O acadêmico, que vem acompanhando presencialmente a campanha eleitoral argentina desde a disputa das primárias – realizadas em 13 de agosto –, também afirma que “a presença brasileira na campanha é visível, tanto pelo lado do Milei, com o próprio Eduardo Bolsonaro em Buenos Aires no dia da eleição, quanto pelo lado do Massa, que trouxe vários assessores brasileiros”.

Leia a entrevista completa, que analisa as razões pelas quais os resultados foram tão diferentes entre as primárias de agosto e ou primeiro turno do último domingo (22/10), a influência do Brasil e do Brics na campanha e tenta antecipar as estratégias que as duas candidaturas podem utilizar a partir de agora, com vistas à votação decisiva, marcada para do dia 19 de novembro.

 LEIA A ENTREVISTA:

·         Quais elementos explicam, não só o resultado deste primeiro turno, mas também a diferença significativa entre este cenário e o das primárias, que ocorreram em apenas dois meses de distância entre um e outro?

Bruno Lima Rocha: Aconteceu muita coisa de 13 de agosto – data das primárias – para cá. Uma delas é o impacto negativo da desvalorização do peso argentino em 22%, enquanto o FMI queria uma desvalorização de 100%.

A partir de então, o Massa apostou em um conjunto de medidas econômicas que tiveram um bom resultado: retirou a faixa mais alta do setor assalariado do imposto de renda, decretou a devolução do IVA, que é um imposto sobre consumo, entre outras políticas que reverteram rapidamente em melhorias na condição e vida da população, contendo os efeitos da inflação.

Outra medida muito relevante adotada por ele foi a de colocar em prática as punições por crimes financeiros, algo que teve pouca repercussão fora da Argentina mas que foi muito efetivo internamente. Em um cálculo aproximado a gente tem mais ou menos uns 40 agentes econômicos presos nas últimas semanas por evasão de divisas, ou por falsificação de pedido de importação. Há casos de pessoas que compram dólar subsidiado na cotação oficial e revendem no mercado paralelo ilegal e chegam a ganhar até 700 pesos por dólar nessas transações.

O que também mudou nestes dois meses foi o fato de que o Milei escancarou em seu discurso ideias que o prejudicaram muito: disse que seria necessário provocar uma hiperinflação no país para colocar em prática seu projeto de dolarização da economia. Atualmente, um dólar está custando cerca de 900 pesos no câmbio paralelo, mas para o Milei fazer o que ele quer esse valor precisaria ir a 10 mil.
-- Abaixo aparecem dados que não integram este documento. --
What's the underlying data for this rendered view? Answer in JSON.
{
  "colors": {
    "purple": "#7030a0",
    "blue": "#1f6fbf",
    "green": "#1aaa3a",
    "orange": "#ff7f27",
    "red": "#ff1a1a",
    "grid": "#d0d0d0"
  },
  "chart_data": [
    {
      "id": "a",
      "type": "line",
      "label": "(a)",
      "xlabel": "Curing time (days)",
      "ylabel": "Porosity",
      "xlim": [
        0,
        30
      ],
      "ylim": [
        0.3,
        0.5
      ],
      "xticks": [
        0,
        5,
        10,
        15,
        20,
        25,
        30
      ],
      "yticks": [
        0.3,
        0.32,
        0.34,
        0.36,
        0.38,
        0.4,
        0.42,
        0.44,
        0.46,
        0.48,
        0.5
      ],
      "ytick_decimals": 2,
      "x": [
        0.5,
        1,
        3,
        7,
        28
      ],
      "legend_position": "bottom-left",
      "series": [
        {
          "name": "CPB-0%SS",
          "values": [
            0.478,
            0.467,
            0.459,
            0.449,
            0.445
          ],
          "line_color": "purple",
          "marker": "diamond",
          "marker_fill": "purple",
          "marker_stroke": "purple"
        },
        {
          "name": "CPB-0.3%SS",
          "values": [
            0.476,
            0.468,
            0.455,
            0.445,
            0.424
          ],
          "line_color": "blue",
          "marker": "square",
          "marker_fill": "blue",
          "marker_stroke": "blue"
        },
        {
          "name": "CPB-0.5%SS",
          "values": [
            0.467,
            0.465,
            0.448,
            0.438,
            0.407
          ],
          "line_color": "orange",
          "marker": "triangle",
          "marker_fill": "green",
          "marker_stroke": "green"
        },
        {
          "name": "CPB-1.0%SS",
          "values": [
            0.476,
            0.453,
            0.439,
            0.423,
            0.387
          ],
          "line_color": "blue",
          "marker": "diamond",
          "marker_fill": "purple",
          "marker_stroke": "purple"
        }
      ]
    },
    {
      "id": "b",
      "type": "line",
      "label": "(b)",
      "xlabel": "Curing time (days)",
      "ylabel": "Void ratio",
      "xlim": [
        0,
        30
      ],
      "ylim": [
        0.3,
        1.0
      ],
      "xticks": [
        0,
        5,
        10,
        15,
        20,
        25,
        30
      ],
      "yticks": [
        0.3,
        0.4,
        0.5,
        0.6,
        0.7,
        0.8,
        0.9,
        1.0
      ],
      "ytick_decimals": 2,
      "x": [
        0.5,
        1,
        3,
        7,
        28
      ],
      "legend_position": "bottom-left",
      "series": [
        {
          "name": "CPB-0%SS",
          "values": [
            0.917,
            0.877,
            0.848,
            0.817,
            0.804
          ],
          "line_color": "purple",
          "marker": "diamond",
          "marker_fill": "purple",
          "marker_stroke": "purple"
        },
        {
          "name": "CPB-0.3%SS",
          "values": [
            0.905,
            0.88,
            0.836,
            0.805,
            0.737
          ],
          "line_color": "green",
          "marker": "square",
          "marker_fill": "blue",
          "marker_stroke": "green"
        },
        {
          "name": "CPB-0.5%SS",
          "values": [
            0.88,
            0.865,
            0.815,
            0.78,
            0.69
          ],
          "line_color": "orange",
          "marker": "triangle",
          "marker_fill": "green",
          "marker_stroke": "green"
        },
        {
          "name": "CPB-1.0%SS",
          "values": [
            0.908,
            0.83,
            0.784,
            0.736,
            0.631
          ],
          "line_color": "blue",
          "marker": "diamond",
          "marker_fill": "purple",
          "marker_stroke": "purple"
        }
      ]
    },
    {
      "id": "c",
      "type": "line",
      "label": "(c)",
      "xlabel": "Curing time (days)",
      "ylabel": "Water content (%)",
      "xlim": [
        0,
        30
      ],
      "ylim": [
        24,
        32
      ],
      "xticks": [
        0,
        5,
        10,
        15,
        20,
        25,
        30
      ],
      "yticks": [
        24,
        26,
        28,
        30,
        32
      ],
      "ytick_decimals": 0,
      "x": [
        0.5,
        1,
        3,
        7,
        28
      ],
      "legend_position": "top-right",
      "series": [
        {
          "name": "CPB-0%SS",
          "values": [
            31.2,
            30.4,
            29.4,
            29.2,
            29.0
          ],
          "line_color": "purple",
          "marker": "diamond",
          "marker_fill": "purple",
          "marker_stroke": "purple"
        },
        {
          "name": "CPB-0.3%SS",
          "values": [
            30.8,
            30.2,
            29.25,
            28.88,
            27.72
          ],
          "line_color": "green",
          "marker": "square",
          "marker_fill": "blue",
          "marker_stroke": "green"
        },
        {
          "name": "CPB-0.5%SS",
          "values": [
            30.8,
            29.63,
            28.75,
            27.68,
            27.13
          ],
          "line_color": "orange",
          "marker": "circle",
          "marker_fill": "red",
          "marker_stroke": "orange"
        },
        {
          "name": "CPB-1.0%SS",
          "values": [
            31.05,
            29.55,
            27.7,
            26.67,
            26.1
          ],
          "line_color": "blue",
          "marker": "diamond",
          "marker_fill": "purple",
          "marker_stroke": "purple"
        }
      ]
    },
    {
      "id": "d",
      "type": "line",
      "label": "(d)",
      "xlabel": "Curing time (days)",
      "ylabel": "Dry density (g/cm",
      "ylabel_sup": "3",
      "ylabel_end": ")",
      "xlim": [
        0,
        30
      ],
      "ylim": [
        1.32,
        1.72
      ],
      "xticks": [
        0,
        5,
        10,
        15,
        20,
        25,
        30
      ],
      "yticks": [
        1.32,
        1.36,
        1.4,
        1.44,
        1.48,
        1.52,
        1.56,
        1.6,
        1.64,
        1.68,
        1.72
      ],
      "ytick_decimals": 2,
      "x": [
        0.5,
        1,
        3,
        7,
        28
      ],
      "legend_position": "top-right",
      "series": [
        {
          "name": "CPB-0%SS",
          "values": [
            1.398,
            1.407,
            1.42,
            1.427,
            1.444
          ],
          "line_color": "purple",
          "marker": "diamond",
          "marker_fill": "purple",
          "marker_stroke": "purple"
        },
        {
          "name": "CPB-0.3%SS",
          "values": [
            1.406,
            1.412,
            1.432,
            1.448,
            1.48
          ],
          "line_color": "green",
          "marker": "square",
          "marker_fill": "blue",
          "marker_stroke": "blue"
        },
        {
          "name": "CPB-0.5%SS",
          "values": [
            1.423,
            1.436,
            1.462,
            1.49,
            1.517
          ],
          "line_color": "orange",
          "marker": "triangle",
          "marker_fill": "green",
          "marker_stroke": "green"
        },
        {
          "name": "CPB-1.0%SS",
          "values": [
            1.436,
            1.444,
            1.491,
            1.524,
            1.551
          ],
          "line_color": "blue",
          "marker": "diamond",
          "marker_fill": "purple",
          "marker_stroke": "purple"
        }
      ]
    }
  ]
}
Esse contraste entre um candidato que toma medidas econômicas efetivas e outro que propõe uma corrida inflacionária irresponsável para colocar em prática seu fetiche da dolarização, ainda mais em um país como a Argentina que já tem a experiência de uma hiperinflação, acabou sendo muito favorável ao Massa.

·         Milei teve o mesmo percentual em agosto e em outubro: 29,9%; e praticamente o mesmo número de votos totais, passando de 7,3 milhões a 7,8 milhões. Ou seja, ele ganhou apenas meio milhão de eleitores em dois meses, enquanto Massa cresceu mais de três milhões. A candidatura da extrema direita chegou a um teto ou esse tropeço foi fruto de erros cometidos durante a campanha do primeiro turno?

A figura do Milei, por si mesmo, chegou a um teto, isso é fato. Se ele quiser conquistar mais votos terá que se aproximar do macrismo e tentar voltar a ser o queridinho dos meios de comunicação, como era antes de fazer política, quando aparecia em diferentes programas como um comentarista supostamente especializado em economia, até chegar a ser esse deputado exótico que é hoje.

Mas ele também conquistou espaço. Nas eleições de meio de mandato, em 2021, seu partido elegeu apenas três deputados, ele e mais dois. Na eleição deste domingo saltaram para 39 parlamentares, o que é uma bancada considerável. Está longe de ter maioria, ou de garantir governabilidade, mas é claro que é um ótimo resultado.

No discurso após o primeiro turno ele tentou se aproximar do Jorge Macri, que é primo do ex-presidente Mauricio Macri e candidato a prefeito de Buenos Aires, que disputará o segundo turno contra o Leandro Santoro, candidato do peronismo.

Milei acena para Macri, tanto Jorge quanto Mauricio, e acena para o voto conservador das províncias, mas seu discurso é muito extremado e às vezes dá a impressão que ele mesmo não sabe o limite disso. Ele tem um voto transversal, socialmente falando, mas é um voto muito juvenil, um voto marcado por idade, de uma geração que não viveu o final dos Anos 80, nem o corralito, no ano 2000. Superar essa barreira geracional será crucial para a sua candidatura.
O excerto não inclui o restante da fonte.